Die Reaktionen in Deutschland fielen erwartbar aus: DIW-Präsident Marcel Fratzscher etwa verwies auf die niedrige Inflation. Es sei Aufgabe der EZB Preisstabilität zu gewährleisten. Dieses Ziel verfehle sie derzeit deutlich. Kritiker wie Ifo-Chef Hans-Werner Sinn warnen  dagegen vor dem Ankauf von Anleihen. Ein Schritt der sich jetzt andeute. Die EZB sei dazu aber nicht befugt, weil es sich nicht um eine geldpolitische Maßnahme handele.
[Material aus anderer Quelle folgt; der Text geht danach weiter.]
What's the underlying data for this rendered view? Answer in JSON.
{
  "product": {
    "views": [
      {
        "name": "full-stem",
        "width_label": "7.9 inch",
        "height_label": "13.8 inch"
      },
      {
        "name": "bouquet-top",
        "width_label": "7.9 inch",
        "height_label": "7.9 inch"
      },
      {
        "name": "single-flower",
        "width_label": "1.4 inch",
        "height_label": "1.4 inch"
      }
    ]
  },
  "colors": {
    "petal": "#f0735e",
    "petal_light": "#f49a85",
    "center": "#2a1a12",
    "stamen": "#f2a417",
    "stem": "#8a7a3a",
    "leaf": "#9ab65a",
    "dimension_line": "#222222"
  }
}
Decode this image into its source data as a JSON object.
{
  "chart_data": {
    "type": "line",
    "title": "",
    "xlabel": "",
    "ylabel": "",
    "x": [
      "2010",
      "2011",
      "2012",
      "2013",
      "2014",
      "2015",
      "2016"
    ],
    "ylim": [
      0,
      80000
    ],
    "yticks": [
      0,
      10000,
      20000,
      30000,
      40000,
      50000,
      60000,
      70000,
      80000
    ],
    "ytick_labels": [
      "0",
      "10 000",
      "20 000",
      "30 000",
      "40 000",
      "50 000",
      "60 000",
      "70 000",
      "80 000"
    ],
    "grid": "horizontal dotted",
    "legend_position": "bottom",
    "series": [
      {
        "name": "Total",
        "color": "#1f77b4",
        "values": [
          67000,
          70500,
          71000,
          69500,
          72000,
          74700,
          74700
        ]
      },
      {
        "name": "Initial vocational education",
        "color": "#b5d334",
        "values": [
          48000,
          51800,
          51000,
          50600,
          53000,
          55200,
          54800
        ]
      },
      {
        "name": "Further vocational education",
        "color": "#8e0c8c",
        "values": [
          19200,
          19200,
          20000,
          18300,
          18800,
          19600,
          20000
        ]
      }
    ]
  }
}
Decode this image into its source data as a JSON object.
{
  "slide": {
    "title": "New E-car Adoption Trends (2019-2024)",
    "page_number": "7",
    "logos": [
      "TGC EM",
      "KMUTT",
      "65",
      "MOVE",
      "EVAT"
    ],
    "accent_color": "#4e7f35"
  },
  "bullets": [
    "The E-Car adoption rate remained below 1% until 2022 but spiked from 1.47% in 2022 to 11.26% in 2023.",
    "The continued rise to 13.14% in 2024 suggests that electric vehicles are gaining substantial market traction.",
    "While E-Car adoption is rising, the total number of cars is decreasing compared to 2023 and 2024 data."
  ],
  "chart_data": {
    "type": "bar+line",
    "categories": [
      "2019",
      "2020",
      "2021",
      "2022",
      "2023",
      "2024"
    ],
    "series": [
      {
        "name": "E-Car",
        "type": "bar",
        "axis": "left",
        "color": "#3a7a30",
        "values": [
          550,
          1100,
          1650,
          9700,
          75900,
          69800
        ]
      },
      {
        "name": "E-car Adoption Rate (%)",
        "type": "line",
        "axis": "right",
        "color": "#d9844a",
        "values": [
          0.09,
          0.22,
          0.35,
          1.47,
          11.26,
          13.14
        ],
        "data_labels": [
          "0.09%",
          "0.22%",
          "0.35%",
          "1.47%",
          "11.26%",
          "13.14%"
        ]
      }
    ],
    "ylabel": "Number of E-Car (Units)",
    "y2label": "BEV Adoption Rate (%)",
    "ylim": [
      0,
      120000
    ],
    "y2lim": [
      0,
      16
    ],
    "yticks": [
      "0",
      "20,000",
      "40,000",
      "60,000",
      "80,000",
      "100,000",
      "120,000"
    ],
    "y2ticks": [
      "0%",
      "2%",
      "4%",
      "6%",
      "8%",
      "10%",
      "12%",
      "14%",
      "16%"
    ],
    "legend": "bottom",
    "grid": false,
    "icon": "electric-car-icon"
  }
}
Hoffnungsschimmer für die Wirtschaft

Über die Wirtschaftsentwicklung gab es zuletzt keine guten Nachrichten. Im vergangenen Quartal ist die Wirtschaftsleistung geschrumpft und auch die Aussichten für die nahe Zukunft sehen nicht rosig aus. Aber in dieser Woche gab es wieder einen Stimmungsaufheller: Die Auftragseingänge der deutschen Industrie sind im Juli um 4,6 Prozent gestiegen, so stark wie seit einem Jahr nicht mehr. Das teilte das Wirtschaftsministerium mit. Zudem fiel das Minus im Juni nicht ganz so stark aus wie ursprünglich angegeben.

Da auch der Produktionsanstieg im Juli so kräftig ausfiel, wie seit mehr als zwei Jahren nicht mehr, sieht das Ministerium wieder mit mehr Zuversicht in die Zukunft. Die Daten bestärkten die  Einschätzung, „dass sich die positive Grundtendenz fortsetzt, soweit es die geopolitischen Entwicklungen zulassen“. Und es wächst die Hoffnung, dass sich der Aufschwung hierzuland trotz der vielen Krisen weltweit fortsetzt.